De bekende Noord-Amerikaanse sociaal-psychologe Alice Eagly publiceerde in december 2018 een analyse van vijftig jaar tekeningen uit Canada en de Verenigde Staten. Jongens tekenen consequent, tot op vandaag, een man als wetenschapper (96%). 48% van de meisjes tekent vandaag een vrouwelijke wetenschapper, terwijl hun leeftijdsgenoten vroeger ook een man tekenden. Zesjarigen tekenen vooral iemand van hun eigen geslacht, vermoedelijk omdat zij zich op die leeftijd weinig kunnen voorstellen bij een ‘wetenschapper’. Vanaf de leeftijd van 10 tekenen steeds meer meisjes een man als wetenschapper, oplopend tot 75% van de 16 jarige meiden. Dus tegen de tijd waarop de vraag komt: ‘Wat ga ik studeren na het middelbaar onderwijs?’ is de associatie tussen ‘wetenschapper = man’ behoorlijk sterk, zowel in de hoofden van vrouwen als van mannen.

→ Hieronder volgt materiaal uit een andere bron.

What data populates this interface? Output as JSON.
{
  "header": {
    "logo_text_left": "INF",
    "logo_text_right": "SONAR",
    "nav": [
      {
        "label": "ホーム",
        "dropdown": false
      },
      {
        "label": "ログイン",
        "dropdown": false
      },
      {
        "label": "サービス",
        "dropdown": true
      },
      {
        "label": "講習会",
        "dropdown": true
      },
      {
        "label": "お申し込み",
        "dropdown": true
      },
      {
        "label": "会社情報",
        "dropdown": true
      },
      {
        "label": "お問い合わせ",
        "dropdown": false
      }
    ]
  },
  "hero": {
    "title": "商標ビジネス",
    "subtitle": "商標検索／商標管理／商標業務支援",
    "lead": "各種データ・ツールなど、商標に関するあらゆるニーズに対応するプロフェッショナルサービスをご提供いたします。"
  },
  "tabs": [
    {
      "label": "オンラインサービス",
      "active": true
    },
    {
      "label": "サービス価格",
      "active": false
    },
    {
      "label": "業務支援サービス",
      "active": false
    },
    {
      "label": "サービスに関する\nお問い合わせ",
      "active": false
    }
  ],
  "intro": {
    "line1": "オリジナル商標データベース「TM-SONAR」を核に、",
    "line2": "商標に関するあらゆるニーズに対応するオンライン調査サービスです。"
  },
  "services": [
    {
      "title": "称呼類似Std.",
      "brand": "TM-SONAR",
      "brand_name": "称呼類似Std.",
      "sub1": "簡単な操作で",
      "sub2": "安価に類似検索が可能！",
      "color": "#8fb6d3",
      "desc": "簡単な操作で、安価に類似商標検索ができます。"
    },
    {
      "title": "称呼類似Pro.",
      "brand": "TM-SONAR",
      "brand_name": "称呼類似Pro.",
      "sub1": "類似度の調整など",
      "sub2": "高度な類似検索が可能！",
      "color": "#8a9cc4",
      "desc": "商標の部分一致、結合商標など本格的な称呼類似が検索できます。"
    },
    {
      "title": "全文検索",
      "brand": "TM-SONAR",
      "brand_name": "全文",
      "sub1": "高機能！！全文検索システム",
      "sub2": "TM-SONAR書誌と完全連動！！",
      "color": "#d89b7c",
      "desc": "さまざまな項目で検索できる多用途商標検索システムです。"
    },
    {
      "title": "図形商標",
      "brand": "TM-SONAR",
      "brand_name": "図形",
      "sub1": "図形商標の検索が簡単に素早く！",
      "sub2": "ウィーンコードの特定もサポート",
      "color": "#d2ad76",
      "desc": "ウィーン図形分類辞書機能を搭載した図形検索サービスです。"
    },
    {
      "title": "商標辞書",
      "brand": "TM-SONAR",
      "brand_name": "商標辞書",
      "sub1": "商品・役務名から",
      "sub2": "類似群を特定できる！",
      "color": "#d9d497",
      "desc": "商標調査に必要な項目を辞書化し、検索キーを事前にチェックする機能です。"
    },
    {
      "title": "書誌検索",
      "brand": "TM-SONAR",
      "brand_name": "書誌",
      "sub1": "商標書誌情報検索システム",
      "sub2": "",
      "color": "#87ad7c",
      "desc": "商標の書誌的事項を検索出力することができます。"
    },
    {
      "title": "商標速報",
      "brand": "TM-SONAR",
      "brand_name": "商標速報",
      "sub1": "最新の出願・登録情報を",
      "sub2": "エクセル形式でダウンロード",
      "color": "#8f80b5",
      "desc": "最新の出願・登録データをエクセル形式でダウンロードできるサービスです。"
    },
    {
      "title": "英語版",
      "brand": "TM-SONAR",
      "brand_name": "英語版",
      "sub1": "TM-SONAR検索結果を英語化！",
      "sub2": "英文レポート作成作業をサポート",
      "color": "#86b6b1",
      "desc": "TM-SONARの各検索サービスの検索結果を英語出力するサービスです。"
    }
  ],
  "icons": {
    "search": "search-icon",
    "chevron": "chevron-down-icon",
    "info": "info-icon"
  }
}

De druk van de arbeidsmarkt en de overheid richting STEM

De arbeidsmarkt schreeuwt om werkkrachten met een STEM-profiel. De Vlaamse overheid besliste een stimuleringsbeleid uit te werken, met een heus STEM actieplan 2012-2020.

Op 5 juli 2019 verspreidde het kabinet van de Vlaamse minister van Onderwijs een opgetogen persbericht: in acht jaar tijd steeg het percentage meiden in een STEM-richting van de derde graad middelbaar onderwijs van 27 % naar 31 % . Een flink deel van deze groep stroomt daarna door naar een STEM-richting in het hoger onderwijs. Goed nieuws dus. Hetzelfde persbericht geeft toe dat er grote verschillen zijn per studierichting. Die verschillen blijken ook uit de instroomcijfers in STEM-richtingen aan de universiteit. Jarenlang volgehouden inspanningen leveren weinig resultaat op. Voor informatica ligt de drempel duidelijk het hoogst, amper 10% vrouwen in het eerste jaar aan KU Leuven. De populariteit van fysica daalde: amper 17% van de startende fysica studenten is vrouw, ooit was dat bijna 25%.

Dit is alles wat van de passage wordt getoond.